Politique de crise

Déc 1, 2008 | Economie politique

 

Pas de politique concevable et applicable sans une claire appréhension du temps. Cela vaut pour la politique économique et financière, lorsqu’on élabore les plans de lutte contre la crise et les projets en vue d’un nouveau développement.

Ces remarques banales se retrouvent dans maints discours « volontaristes » mais nous continuons de vivre dans un tourbillon d’événements et d’initiatives partielles et irréfléchies qui ajoutent à la confusion produite par une crise violente et multiforme.

En France, nous observons un rythme maniaco-dépressif. Après une année  d’inertie, Nicolas Sarkozy est entré dans phase d’agitation jalonnée de discours et de réunions internationales.

En Europe de l’Ouest, les nations qui se trouvent dans des situations divergentes en tous les domaines (industries, monnaies, endettement des ménages, dette publique, taux antérieurs de croissance…) ne songent plus guère à ajuster leurs réactions.

Aux Etats-Unis, un mandat présidentiel se termine dans la catastrophe générale, les Américains connaîtront jusqu’en janvier la vacance du pouvoir et subiront longtemps ses effets désastreux.

C’est dire l’inutilité du sommet (G 20) tenu à Washington le 15 novembre. Après s’être occupé de psychiatrie suite à un tragique fait divers, avant de consacrer la fin de sa semaine à un séjour privé à New-York, Nicolas Sarkozy a consacré quelques heures à cette réunion présentée comme un « nouveau Bretton Woods » et comme le moment inaugural d’une « refondation du capitalisme ». Cette désinvolture a été remarquée. Le résultat des travaux est consternant.

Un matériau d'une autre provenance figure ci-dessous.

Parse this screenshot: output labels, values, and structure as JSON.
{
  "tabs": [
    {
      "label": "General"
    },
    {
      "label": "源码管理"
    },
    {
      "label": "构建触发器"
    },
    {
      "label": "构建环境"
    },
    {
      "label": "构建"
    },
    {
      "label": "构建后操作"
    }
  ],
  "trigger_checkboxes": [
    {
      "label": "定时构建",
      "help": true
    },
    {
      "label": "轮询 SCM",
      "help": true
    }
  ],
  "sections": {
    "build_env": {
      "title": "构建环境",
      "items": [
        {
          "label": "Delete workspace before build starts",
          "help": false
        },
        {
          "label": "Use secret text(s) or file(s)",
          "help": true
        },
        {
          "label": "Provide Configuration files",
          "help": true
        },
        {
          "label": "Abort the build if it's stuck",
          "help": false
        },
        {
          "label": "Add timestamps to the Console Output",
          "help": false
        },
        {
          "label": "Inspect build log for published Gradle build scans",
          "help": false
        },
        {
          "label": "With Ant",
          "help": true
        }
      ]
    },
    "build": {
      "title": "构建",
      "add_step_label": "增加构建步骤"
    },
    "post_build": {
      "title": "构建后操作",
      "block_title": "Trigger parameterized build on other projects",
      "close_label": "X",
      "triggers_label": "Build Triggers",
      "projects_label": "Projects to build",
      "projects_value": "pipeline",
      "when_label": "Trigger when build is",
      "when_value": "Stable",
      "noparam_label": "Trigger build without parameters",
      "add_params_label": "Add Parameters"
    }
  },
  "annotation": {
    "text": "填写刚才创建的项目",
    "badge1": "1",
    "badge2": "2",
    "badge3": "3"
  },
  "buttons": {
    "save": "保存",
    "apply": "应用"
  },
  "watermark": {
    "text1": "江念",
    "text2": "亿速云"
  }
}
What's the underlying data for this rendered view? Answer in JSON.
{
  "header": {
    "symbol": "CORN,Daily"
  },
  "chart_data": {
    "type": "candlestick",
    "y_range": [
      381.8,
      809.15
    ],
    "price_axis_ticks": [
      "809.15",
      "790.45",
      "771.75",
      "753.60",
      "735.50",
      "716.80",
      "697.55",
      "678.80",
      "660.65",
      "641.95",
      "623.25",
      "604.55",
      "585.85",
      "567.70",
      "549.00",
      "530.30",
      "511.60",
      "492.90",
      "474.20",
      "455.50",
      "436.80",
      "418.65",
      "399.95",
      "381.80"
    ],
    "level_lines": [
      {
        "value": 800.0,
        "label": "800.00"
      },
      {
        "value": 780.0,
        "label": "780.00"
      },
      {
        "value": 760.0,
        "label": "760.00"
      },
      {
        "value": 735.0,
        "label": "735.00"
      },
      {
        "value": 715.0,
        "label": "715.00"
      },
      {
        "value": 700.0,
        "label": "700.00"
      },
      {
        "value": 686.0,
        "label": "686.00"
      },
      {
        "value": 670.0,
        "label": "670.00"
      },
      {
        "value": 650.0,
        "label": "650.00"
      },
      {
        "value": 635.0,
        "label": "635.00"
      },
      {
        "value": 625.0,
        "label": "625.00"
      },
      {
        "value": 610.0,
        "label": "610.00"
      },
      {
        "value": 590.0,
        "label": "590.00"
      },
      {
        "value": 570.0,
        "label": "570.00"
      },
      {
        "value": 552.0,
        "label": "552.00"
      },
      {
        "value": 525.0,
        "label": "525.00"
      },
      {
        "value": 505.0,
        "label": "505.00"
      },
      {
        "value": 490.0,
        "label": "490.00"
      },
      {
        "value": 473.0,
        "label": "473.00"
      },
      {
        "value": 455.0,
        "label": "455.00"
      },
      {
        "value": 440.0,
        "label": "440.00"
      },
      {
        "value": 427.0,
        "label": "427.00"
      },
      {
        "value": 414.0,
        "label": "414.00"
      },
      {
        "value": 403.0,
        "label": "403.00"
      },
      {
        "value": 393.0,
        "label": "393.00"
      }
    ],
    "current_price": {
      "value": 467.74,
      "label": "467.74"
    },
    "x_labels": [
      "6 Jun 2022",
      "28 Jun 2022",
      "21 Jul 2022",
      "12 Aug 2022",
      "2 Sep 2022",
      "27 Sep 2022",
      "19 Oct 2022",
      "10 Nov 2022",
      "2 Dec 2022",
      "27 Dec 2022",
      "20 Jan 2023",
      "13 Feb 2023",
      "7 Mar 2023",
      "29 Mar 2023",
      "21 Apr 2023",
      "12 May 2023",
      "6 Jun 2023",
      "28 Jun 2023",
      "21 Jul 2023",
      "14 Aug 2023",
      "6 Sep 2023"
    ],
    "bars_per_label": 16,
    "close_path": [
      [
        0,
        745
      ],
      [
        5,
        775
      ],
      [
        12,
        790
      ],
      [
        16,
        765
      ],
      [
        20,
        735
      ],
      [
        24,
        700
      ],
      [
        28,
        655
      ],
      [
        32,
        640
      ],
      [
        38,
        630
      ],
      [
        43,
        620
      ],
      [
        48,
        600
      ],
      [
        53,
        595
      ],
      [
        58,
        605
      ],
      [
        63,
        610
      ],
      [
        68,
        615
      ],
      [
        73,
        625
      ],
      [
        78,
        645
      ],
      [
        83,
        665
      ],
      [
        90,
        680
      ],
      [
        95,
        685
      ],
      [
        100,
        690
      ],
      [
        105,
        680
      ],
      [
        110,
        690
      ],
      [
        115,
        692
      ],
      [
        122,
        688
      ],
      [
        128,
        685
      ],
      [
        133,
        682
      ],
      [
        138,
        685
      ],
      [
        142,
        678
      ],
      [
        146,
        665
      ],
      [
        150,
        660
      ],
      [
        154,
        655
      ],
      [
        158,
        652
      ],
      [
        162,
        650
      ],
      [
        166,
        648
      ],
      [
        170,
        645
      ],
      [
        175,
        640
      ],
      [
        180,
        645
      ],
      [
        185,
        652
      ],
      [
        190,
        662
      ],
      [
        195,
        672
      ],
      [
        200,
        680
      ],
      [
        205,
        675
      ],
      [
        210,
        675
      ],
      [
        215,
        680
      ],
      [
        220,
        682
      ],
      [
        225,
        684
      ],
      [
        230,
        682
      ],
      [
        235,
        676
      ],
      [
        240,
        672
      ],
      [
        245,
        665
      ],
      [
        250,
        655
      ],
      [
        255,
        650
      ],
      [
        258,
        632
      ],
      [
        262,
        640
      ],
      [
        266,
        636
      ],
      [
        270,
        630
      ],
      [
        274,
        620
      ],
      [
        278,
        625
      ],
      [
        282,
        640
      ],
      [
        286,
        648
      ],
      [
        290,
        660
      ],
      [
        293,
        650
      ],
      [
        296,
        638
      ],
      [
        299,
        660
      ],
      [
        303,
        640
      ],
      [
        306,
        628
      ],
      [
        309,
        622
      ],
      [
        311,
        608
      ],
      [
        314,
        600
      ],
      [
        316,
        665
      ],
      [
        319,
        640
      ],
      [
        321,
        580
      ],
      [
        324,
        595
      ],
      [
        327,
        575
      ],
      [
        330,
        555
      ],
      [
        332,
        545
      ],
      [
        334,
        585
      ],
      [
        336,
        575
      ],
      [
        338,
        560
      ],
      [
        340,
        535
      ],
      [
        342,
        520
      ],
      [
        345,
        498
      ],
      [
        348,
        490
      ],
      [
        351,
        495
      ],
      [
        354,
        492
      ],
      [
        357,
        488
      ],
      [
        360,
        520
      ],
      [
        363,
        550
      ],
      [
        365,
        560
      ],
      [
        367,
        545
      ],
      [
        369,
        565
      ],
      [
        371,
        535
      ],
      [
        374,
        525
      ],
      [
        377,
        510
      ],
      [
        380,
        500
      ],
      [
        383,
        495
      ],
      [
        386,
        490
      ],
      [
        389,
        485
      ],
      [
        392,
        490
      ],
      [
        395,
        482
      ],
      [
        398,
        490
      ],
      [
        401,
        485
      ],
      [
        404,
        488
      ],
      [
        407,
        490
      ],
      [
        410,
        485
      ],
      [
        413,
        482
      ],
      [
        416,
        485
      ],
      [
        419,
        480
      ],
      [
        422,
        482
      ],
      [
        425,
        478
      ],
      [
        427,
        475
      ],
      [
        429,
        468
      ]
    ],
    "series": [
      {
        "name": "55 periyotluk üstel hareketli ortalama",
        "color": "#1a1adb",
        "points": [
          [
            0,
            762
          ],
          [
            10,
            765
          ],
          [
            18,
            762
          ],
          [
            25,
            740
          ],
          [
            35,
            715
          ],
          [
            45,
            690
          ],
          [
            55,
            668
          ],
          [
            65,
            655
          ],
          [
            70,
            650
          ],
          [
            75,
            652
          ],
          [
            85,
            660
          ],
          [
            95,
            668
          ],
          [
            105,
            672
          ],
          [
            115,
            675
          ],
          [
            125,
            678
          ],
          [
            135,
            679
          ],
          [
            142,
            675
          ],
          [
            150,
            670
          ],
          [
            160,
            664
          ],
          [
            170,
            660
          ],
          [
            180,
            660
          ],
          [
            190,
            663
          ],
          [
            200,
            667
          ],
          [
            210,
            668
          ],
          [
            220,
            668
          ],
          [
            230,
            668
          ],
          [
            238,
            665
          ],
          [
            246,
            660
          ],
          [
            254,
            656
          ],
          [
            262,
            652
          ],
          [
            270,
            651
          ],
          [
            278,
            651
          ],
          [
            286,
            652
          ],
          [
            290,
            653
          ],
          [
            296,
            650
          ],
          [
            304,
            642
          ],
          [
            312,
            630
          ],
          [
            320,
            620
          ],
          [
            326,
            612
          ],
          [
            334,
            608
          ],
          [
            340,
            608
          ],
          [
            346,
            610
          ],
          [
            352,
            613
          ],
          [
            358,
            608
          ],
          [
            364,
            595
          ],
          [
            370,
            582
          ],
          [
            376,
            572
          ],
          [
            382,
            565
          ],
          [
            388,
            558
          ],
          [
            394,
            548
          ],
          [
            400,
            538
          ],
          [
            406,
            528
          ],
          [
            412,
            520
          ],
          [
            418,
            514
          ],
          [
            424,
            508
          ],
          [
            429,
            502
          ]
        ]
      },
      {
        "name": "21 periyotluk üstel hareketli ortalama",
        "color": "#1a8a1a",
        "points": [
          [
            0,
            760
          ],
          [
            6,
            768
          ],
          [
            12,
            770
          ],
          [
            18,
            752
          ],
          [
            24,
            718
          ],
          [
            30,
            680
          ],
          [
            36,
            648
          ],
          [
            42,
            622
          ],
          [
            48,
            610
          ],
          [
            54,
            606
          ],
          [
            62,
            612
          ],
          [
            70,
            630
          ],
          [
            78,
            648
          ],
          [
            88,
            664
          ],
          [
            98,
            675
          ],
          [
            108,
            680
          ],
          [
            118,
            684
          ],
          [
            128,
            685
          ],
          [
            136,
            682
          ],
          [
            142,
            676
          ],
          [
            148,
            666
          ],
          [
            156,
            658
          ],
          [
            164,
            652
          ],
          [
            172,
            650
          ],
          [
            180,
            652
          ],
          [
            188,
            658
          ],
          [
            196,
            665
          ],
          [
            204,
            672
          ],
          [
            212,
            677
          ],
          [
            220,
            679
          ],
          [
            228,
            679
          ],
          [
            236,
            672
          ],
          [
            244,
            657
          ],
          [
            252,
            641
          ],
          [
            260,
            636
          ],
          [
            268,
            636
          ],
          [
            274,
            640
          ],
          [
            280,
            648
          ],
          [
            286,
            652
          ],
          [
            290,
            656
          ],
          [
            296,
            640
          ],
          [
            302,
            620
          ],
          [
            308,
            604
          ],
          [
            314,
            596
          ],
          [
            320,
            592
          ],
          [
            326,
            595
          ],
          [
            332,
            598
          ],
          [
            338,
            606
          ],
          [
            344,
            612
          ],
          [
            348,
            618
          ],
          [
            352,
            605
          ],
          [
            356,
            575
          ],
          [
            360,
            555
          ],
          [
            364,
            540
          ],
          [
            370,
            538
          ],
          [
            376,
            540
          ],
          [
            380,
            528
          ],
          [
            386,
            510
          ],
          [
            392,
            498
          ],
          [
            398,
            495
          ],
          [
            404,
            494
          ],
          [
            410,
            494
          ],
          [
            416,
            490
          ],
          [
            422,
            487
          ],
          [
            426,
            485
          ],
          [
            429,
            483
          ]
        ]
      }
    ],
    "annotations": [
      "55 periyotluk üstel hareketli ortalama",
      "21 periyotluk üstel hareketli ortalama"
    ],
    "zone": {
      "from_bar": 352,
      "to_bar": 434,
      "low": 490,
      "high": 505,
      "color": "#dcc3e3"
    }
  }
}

Les mots de la tribu oligarchique figurent dans la déclaration commune (transparence, régulation, réforme) mais ils n’annoncent aucune opération d’ensemble : la clarification et la rationalisation de l’activité des banques implique qu’elles soient nationalisées et soumises aux investigations de la police financière ; la politique économique suppose la constitution d’un puissant secteur public industriel, capable de dynamiser l’économie nationale et d’entraîner nombre d’entreprises privées en garantissant sur le long terme des partenariat et des activités de sous-traitance dans le cadre d’une économie protégée. Au contraire, les membres du G 20 demeurent dogmatiquement attachés à la libéralisation financière et au libre-échange généralisé.

Cela signifie que l’analyse des causes de la catastrophe n’est même pas commencée. Elle n’a d’ailleurs aucune chance de voir le jour dans les milieux dirigeants, qui vivent luxueusement au sein du système en train de s’effondrer. Il est vain d’attendre des futurs conclaves le contrôle des mouvements internationaux de capitaux, la nationalisation du crédit, la constitution d’économies continentales protégées et la définition d’une nouvelle monnaie internationale.

Sans doute, en France, en Europe de l’Ouest, les oligarques finiront par nous donner raison sur quelques points : entrée dans le capital de banques, relance de l’activité par le déficit public. Mais comme ils ne comprennent pas ce qui se passe fondamentalement (la faillite de l’ultralibéralisme, le déclin des Etats-Unis…) et comme ils ont perdu au moins un an, ils auront toujours un ou plusieurs temps de retard sur le rythme rapide de la crise.

Il faudrait agir par des anticipations raisonnées. On se contente de réactions lentes et molles qui sont d’autant plus diluées dans le temps que les structures internationales actuelles sont en elles-mêmes des facteurs de ralentissement et de confusion : l’usine à gaz de Bruxelles, la banque centrale de Francfort plus particulièrement.

Ces constats ne sont pas désespérés. En France (pas seulement) des chercheurs de diverses disciplines, des journalistes et des citoyens de plus en plus nombreux (ils s’expriment surtout sur la Toile) ont depuis longtemps publié et diffusé des analyses lucides de la crise et ils formulent des propositions qui constituent déjà le socle d’un programme économique et social et d’une nouvelle stratégie dans le jeu international (1). La voie est tracée. Ce sont les moyens politiques qui font encore défaut.

***

(1) Nous présenterons prochainement le livre de Jean-Luc Gréau : La Trahison des économistes, Gallimard/Le Débat, 2008 et celui d’Emmanuel Todd : Après la démocratie, Gallimard, 2008.

 

Editorial du numéro 936 de « Royaliste » – 1er décembre 2008.